With our simple but delicious lunch of M&S BBQ Hickory Steak Pizza we popped a bottle of Mac Forbes Yarra Valley Pinot Noir 2012. Not the grandest wine in the world, but it was quite lovely and served to illustrate an instructive point.

I shall start with my chum Mac’s wine. It was Pinot of pure pleasure. Lots of nice fruit – delicious, charming, lovely fruit. Some brightening acidity and a shade of vigour from the tannins. And I am not being dismissive to say “That was it” because The Editor and I bloody loved it with our light, summery lunch. It was totally delicious and totally enjoyable, even though it was obviously made for early, uncomplicated drinking and by the time it came to us it was three years old. Why cannot Burgundians make wines like this?

Yarra Valley Pinot Noir 2012

The answer is that they do, but most people never get to try them. Shame on you, Burgundy law makers, for permitting this to happen!

The only chance of trying similar wines from Burgundy, is if you taste early barrel samples direct, or at en primeur tastings from good importers who have decent producers in their portfolio. If you go to, say, a Clark Foyster or Howard Ripley tasting, you will try a slew of Bourgogne Rouge which are utterly delicious and whisk you away to realms of unreserved pleasure. I mean it. I solid mean it!
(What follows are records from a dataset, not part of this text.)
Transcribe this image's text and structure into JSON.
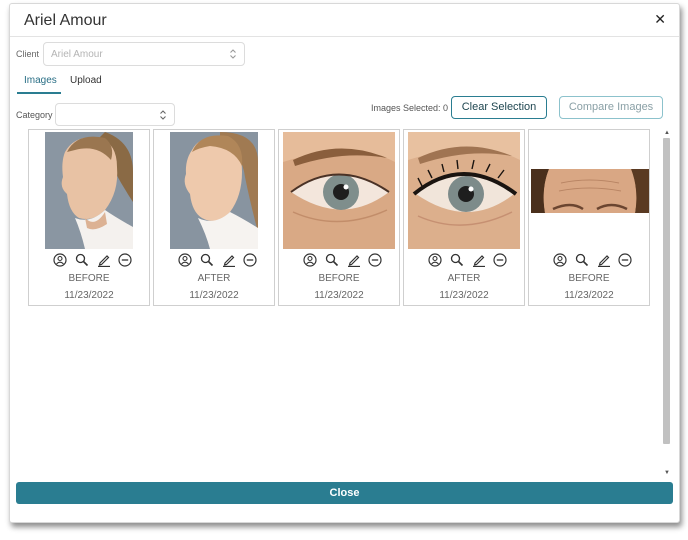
{
  "modal": {
    "title": "Ariel Amour",
    "close_icon": "close-icon"
  },
  "client": {
    "label": "Client",
    "value": "Ariel Amour"
  },
  "tabs": [
    {
      "label": "Images",
      "active": true
    },
    {
      "label": "Upload",
      "active": false
    }
  ],
  "category": {
    "label": "Category",
    "value": ""
  },
  "selection": {
    "count_text": "Images Selected: 0",
    "clear_label": "Clear Selection",
    "compare_label": "Compare Images"
  },
  "cards": [
    {
      "type": "BEFORE",
      "date": "11/23/2022",
      "photo": "face-profile-left"
    },
    {
      "type": "AFTER",
      "date": "11/23/2022",
      "photo": "face-profile-right"
    },
    {
      "type": "BEFORE",
      "date": "11/23/2022",
      "photo": "eye-closeup"
    },
    {
      "type": "AFTER",
      "date": "11/23/2022",
      "photo": "eye-closeup-lashes"
    },
    {
      "type": "BEFORE",
      "date": "11/23/2022",
      "photo": "forehead"
    }
  ],
  "card_actions": [
    "user-circle-icon",
    "magnifier-icon",
    "pencil-icon",
    "minus-circle-icon"
  ],
  "footer": {
    "close_label": "Close"
  },
  "colors": {
    "accent": "#2a7d91",
    "accent_light": "#8cc2cc",
    "border": "#cfcfcf"
  }
}
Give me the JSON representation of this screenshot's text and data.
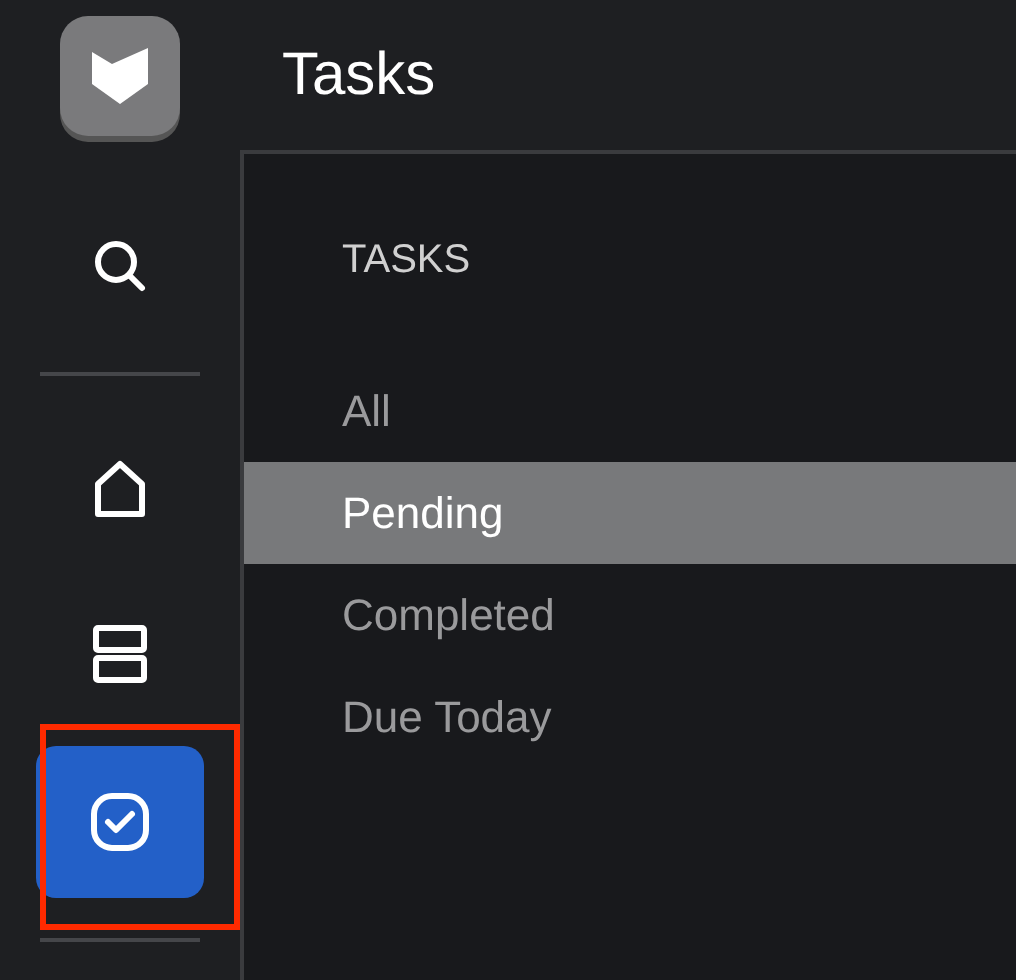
{
  "header": {
    "title": "Tasks"
  },
  "rail": {
    "items": [
      {
        "kind": "search",
        "selected": false,
        "highlighted": false
      },
      {
        "kind": "home",
        "selected": false,
        "highlighted": false
      },
      {
        "kind": "layers",
        "selected": false,
        "highlighted": false
      },
      {
        "kind": "tasks",
        "selected": true,
        "highlighted": true
      }
    ]
  },
  "panel": {
    "heading": "TASKS",
    "items": [
      {
        "label": "All",
        "selected": false
      },
      {
        "label": "Pending",
        "selected": true
      },
      {
        "label": "Completed",
        "selected": false
      },
      {
        "label": "Due Today",
        "selected": false
      }
    ]
  }
}
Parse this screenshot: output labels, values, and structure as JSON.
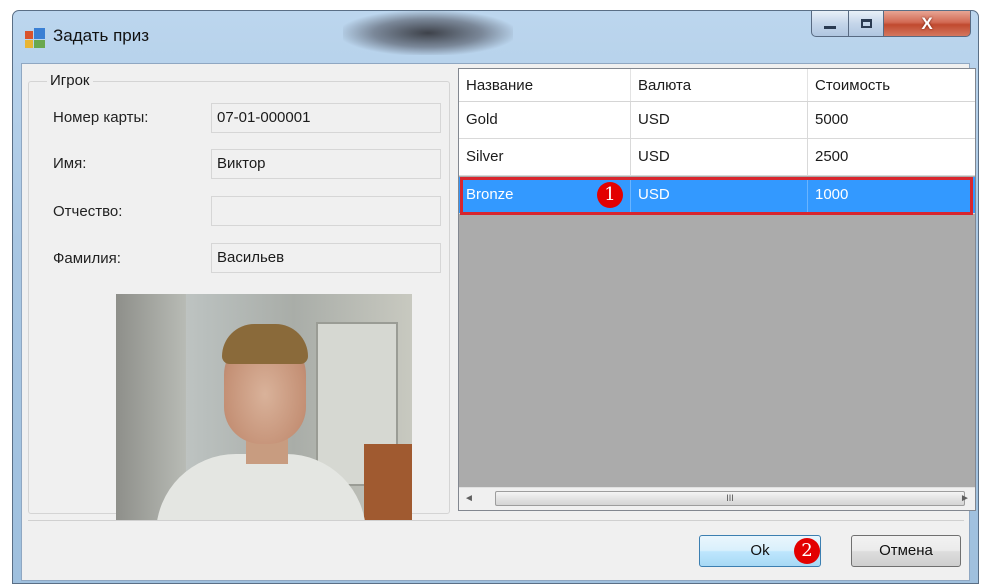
{
  "window": {
    "title": "Задать приз",
    "close_glyph": "X"
  },
  "player": {
    "group_title": "Игрок",
    "fields": [
      {
        "label": "Номер карты:",
        "value": "07-01-000001"
      },
      {
        "label": "Имя:",
        "value": "Виктор"
      },
      {
        "label": "Отчество:",
        "value": ""
      },
      {
        "label": "Фамилия:",
        "value": "Васильев"
      }
    ]
  },
  "prizes": {
    "columns": [
      "Название",
      "Валюта",
      "Стоимость"
    ],
    "rows": [
      {
        "name": "Gold",
        "currency": "USD",
        "cost": "5000"
      },
      {
        "name": "Silver",
        "currency": "USD",
        "cost": "2500"
      },
      {
        "name": "Bronze",
        "currency": "USD",
        "cost": "1000"
      }
    ],
    "selected_row": 2,
    "scroll_thumb_glyph": "III"
  },
  "markers": {
    "m1": "1",
    "m2": "2"
  },
  "buttons": {
    "ok": "Ok",
    "cancel": "Отмена"
  },
  "colors": {
    "selection": "#3399ff",
    "highlight_border": "#d8262e",
    "marker": "#e30000"
  }
}
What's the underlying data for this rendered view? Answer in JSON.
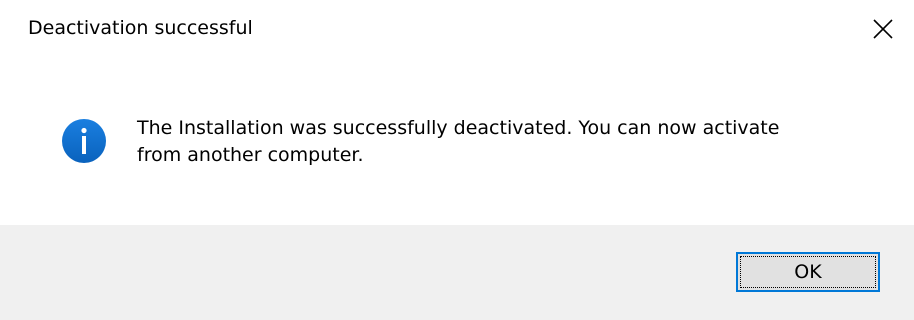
{
  "dialog": {
    "title": "Deactivation successful",
    "message_line1": "The Installation was successfully deactivated. You can now activate",
    "message_line2": "from another computer.",
    "icon": "information-icon",
    "ok_label": "OK"
  },
  "colors": {
    "icon_blue": "#0a6ecd",
    "footer_bg": "#f0f0f0",
    "button_border": "#0078d7",
    "button_bg": "#e1e1e1"
  }
}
However, You do not get to take your two cases of spring and summer drinking away with you from the tasting. No! You have to wait until they have been delivered, usually six to nine months later, after they have been sealed with a traditional cork.

By then the wine has lost its immediate charm, a lot of its fruit and most of its point.

To get most value out of these wines they should be bottled the spring after the harvest and bottled with a screw cap. Indeed, why not make this part of the Appellation Controlee stipulations for Bourgogne Rouge?

Bottling early would allow the fresh, lovely fruit of decent Bourgogne Rouge to be captured, and the screw cap would keep it there for a couple of years. This would make for precisely the kind of wine that would tempt modern drinkers not used to the arcana of Burgundy to its wines which are currently only being bought by a mainly senescent group of illuminati.

If I had the energy, which alas I do not, I would be pushing producers of the very best Bourgogne Rouge, like Cyprien Arlaud, Confuron-Gindre, Henri Jouan and Fourrier to name but four, to lobby for my suggested changes to the Bourgogne Rouge AC laws so they could sell their lovely, basic wines when they are at their most lovely and bottled in a way which would keep them lovely.

And if anyone wants to wax lyrical about the wonders of a ten year old Bourgogne Rouge you have enjoyed I am afraid you are simply deluded. That is not what Bourgogne Rouge is about. There may be the off, exceptional loon who declassifies his young Grand Cru wines into Bourgogne Rouge, but only you and I know about that and it is not a marker of the AC in any way.

Bourgogne Rouge, bottled in spring, in screw cap bottles. That is what we want because it will make us happier. And we want it as soon as possible!